Here’s some language he has used with a patient who had treated a staffer poorly: “You don’t get to treat employees one way and me another way. You can’t be all ‘nicey nice’ with me (and rude to staff).”

Getting the workplace culture right seems to work as a retention tool, he said. “Over the past four years, we have had three people leave who came back. They got more money elsewhere but they came back here to get paid less. But we provide a better atmosphere for people.”

Successfully navigating conflict among employees also helps, advised Garofalo. His approach to building a “family-type” atmosphere at the practice is twofold. The practice is very careful to ensure the people it hires are a good fit and, he says: “We really try to keep drama to a minimum. We address it. We have our HR person who has no problem addressing it. We make sure that people understand what behaviors will and won’t be tolerated.”

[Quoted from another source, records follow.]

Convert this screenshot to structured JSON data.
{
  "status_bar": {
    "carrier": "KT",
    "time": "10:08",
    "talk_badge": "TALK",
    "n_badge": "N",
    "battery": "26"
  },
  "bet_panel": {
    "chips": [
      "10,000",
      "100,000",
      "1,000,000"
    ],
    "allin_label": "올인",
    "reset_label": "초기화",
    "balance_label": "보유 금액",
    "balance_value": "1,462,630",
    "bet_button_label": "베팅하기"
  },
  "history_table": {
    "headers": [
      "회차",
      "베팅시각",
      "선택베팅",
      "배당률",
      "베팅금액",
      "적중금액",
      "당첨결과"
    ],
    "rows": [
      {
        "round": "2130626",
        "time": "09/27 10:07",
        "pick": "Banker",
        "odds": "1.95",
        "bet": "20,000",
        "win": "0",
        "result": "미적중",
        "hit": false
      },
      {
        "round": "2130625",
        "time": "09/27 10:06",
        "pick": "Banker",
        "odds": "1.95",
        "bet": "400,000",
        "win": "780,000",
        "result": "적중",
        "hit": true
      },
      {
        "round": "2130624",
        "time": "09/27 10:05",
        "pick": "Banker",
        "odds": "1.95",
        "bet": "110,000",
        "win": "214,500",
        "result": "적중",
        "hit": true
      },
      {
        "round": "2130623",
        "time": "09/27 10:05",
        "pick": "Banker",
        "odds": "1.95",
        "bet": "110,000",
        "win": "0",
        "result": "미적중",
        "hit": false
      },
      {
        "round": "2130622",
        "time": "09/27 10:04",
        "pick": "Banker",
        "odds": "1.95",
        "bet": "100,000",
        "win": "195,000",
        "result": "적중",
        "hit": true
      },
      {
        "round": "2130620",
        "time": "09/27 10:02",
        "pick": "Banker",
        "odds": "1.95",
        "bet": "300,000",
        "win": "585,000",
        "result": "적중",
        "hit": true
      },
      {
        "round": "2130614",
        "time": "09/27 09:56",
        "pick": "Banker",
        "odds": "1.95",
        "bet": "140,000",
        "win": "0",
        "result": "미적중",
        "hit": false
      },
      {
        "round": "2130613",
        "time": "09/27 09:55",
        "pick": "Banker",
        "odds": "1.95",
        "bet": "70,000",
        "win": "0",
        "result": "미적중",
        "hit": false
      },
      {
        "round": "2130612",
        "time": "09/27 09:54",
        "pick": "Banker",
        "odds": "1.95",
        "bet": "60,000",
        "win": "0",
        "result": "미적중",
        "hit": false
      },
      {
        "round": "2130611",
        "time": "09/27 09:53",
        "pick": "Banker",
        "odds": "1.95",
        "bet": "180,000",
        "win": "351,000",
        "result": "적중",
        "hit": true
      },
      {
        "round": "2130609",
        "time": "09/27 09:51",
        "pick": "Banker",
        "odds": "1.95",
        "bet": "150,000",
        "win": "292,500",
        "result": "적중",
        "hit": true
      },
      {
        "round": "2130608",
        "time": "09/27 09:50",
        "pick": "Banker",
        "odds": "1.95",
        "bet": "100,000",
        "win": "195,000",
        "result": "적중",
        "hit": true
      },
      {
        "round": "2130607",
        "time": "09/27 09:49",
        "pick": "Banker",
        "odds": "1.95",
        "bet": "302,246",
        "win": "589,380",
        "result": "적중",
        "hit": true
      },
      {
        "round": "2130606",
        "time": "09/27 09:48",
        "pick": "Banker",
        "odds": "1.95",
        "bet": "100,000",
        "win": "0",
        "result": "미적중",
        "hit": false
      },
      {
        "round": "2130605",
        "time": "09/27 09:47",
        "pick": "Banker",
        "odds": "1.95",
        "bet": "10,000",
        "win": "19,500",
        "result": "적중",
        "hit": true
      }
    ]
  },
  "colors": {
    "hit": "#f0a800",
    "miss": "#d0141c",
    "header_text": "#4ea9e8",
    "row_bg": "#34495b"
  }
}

MGMA’s Swanson advises medical practices to think long and hard about the employee value proposition. “That outlines a handful of key drivers in which employees find value, for example, pay, benefits, and vacation, in addition to the career benefit, learning and development, and flexibility with the ability to work from home,” he said.

It can be as simple as practice leaders asking this question: “What are we going to offer on a spectrum of value creators?”

“We’re either going to pay you more…or offer flexibility or better hours. What can we do…to really stand out for the majority of candidates?” Those are the questions every practice leader should be asking, said Swanson.